Je ne suis pas pessimiste, je crois fermement en la capacité des gens à innover et à nous garder concentrés sur les défis que nous devons relever. Un excellent exemple est l’outil My Climate Future, que des experts belges du climat ont mis au point pour mesurer l’empreinte que le réchauffement climatique aura sur nos propres vies. J’ai fait le test moi-même  : dans un monde à +2,4°C, je subirai, par exemple, 8,8 vagues de chaleur et 2,8 sécheresses de plus que sans changement climatique. Alors, que pouvons-nous faire pour enrayer le changement climatique ?

La technologie, un rôle de catalyseur, mais…

À l’ère de la pandémie, la technologie a montré son potentiel et son importance pour le progrès sociétal, en permettant aux citoyens de rester connectés, en stimulant la recherche sur les vaccins, en améliorant les soins de santé et en soutenant l’éducation pendant les pics pandémiques. Mais tandis que nous entrons dans un nouveau chapitre (coïncidant avec la révolution technologique qui promet une explosion du big data avec les vitesses 5G), la technologie numérique a un rôle encore plus important à jouer.

Demain, la technologie nous aidera à réinventer notre mode de vie et notre lien aux autres, ainsi qu’à rester en bonne santé. Elle transformera la relation entre citoyens et gouvernements, personnalisera l’apprentissage mixte dans les écoles et placera les patients au cœur de leurs plans de soins.

Mais la technologie nous permettra aussi de vivre de manière plus durable et de diminuer notre empreinte carbone. Or, paradoxalement, la technologie contribue au réchauffement de la planète.
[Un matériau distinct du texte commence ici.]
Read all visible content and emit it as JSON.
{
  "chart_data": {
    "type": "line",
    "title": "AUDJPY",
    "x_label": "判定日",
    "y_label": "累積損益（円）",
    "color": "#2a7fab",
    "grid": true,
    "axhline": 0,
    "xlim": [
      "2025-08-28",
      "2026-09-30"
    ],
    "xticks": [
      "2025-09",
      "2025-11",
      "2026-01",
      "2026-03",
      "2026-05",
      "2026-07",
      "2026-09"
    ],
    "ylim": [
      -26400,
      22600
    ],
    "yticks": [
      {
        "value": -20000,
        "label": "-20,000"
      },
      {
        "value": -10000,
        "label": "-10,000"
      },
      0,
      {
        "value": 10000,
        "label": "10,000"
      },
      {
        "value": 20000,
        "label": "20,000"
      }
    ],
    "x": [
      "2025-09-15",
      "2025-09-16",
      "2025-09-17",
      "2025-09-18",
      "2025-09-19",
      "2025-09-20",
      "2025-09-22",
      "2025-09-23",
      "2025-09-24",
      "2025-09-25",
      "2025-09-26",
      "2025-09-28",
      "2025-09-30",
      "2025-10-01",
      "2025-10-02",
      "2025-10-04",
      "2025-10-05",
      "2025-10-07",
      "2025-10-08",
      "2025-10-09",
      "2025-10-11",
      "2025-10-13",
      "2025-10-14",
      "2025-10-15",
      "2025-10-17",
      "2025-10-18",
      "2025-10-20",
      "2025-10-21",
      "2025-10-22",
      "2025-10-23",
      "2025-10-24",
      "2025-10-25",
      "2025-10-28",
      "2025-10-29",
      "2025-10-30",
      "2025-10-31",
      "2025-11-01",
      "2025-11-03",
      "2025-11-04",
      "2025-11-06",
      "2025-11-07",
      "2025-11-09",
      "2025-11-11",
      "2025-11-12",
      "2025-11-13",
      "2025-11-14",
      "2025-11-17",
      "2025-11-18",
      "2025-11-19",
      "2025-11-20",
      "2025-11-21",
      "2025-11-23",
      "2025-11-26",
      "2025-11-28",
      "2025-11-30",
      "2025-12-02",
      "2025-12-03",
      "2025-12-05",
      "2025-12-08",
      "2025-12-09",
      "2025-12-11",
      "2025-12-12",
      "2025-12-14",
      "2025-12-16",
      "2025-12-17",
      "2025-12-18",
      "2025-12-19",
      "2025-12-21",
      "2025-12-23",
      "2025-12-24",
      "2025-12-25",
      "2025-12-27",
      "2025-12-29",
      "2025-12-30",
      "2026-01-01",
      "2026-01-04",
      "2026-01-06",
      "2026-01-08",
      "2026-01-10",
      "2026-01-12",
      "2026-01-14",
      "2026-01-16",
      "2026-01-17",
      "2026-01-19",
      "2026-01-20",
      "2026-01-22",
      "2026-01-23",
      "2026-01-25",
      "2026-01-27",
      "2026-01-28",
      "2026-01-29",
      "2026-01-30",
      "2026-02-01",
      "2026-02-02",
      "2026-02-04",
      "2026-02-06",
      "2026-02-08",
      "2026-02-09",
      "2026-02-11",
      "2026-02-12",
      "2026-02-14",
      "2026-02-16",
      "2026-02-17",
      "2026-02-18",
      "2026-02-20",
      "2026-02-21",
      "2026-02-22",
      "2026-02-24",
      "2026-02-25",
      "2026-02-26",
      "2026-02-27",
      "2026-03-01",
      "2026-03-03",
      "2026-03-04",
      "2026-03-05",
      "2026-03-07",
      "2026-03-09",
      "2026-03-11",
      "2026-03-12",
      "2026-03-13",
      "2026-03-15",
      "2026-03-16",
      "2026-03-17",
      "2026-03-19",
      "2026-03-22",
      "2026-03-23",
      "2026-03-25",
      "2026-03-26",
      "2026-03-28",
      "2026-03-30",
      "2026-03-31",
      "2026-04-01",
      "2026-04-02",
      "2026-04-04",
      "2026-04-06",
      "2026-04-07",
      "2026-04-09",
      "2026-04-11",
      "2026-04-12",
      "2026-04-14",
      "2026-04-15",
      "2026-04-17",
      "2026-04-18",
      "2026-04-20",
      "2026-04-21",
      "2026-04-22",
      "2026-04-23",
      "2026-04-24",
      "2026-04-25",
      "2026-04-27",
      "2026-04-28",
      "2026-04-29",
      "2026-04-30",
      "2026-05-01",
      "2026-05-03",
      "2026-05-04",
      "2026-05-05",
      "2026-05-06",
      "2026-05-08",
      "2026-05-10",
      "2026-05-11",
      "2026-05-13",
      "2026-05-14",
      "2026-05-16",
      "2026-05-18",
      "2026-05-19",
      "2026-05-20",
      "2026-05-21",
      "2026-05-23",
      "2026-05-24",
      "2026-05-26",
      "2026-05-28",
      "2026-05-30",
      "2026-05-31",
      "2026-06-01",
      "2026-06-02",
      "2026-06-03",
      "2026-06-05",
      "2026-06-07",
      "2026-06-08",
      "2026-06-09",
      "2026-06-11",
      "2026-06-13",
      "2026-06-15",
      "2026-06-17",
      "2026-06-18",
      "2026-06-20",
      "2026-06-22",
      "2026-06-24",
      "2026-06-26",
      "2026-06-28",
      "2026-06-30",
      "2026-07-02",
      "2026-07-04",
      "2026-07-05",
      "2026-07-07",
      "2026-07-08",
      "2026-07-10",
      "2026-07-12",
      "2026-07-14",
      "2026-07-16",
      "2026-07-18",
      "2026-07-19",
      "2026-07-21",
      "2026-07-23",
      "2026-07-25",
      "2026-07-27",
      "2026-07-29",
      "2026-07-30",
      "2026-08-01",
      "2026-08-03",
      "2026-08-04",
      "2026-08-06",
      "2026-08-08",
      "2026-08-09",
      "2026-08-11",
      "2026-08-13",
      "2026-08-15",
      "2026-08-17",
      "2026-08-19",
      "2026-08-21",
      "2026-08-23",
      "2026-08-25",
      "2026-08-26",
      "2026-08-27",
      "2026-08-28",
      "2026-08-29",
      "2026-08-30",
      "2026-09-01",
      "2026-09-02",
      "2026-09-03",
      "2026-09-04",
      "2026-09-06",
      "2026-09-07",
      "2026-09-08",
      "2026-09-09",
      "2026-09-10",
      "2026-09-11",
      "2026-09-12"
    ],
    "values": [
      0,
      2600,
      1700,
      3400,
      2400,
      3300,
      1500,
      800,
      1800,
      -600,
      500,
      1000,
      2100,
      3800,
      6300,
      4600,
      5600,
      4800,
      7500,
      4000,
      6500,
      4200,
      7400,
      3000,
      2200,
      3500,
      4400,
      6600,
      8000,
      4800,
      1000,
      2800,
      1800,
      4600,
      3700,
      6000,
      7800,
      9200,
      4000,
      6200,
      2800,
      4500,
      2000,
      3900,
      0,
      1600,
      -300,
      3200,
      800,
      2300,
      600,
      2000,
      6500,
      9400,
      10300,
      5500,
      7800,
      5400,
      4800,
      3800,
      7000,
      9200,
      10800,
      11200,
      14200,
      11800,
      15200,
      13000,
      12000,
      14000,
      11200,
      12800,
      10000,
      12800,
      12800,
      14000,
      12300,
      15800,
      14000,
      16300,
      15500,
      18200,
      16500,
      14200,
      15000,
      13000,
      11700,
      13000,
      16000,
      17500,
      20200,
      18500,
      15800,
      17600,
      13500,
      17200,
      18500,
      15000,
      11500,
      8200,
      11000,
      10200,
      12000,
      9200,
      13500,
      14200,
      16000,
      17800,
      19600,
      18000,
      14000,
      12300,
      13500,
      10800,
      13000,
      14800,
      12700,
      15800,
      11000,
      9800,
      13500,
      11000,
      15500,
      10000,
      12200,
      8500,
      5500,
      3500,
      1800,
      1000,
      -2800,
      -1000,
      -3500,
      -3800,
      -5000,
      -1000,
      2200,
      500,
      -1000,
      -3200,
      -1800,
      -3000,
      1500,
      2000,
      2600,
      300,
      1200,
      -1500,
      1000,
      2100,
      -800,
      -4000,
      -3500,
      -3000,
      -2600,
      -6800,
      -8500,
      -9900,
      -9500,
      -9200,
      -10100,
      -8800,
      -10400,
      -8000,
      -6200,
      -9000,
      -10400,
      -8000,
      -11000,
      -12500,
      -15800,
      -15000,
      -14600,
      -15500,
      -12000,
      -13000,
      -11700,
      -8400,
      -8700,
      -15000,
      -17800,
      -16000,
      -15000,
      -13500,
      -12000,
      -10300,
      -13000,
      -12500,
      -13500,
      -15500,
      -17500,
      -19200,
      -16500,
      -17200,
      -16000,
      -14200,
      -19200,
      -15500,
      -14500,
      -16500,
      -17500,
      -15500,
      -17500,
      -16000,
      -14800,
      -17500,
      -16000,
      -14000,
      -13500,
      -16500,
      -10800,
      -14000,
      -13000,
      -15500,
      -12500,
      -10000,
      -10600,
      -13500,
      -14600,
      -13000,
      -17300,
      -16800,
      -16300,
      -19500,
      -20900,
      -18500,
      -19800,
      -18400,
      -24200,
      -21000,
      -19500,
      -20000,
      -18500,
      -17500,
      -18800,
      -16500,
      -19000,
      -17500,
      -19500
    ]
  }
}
Les statistiques du Forum économique mondial, par exemple, montrent que le numérique peut déjà contribuer à réduire de 15 % les émissions mondiales de CO2. Et les nouvelles technologies telles que l’intelligence artificielle (IA) et l’apprentissage automatique peuvent contribuer à faire des progrès sur 70 % des Objectifs de développement durable.

Concrètement, cela signifie que nous (inter) connecterons les connaissances et les données afin d’avoir un aperçu de l’ensemble d’une chaîne d’approvisionnement ou du parcours d’un matériau particulier dans la chaîne. Nous saurons alors clairement où des matières premières sont perdues et où il est possible de rendre le processus plus efficace afin d’émettre moins de CO2. La technologie permettra à une entreprise de déterminer l’origine de ses émissions les plus importantes et d’identifier les causes les plus faciles à traiter.

Mais la technologie doit aussi réduire sa propre empreinte carbone. Et elle le peut. Par exemple, chez Dell Technologies, nous avons déjà diminué la consommation d’énergie de notre portefeuille de 76,9 % depuis 2012 et sommes déterminés à atteindre la neutralité carbone d’ici 2050 dans toutes nos activités et celles que nous influençons.

Nul besoin d’attendre ; les solutions sont là. Mais la coopération reste cruciale. Montrons que nous mettons en pratique les leçons apprises.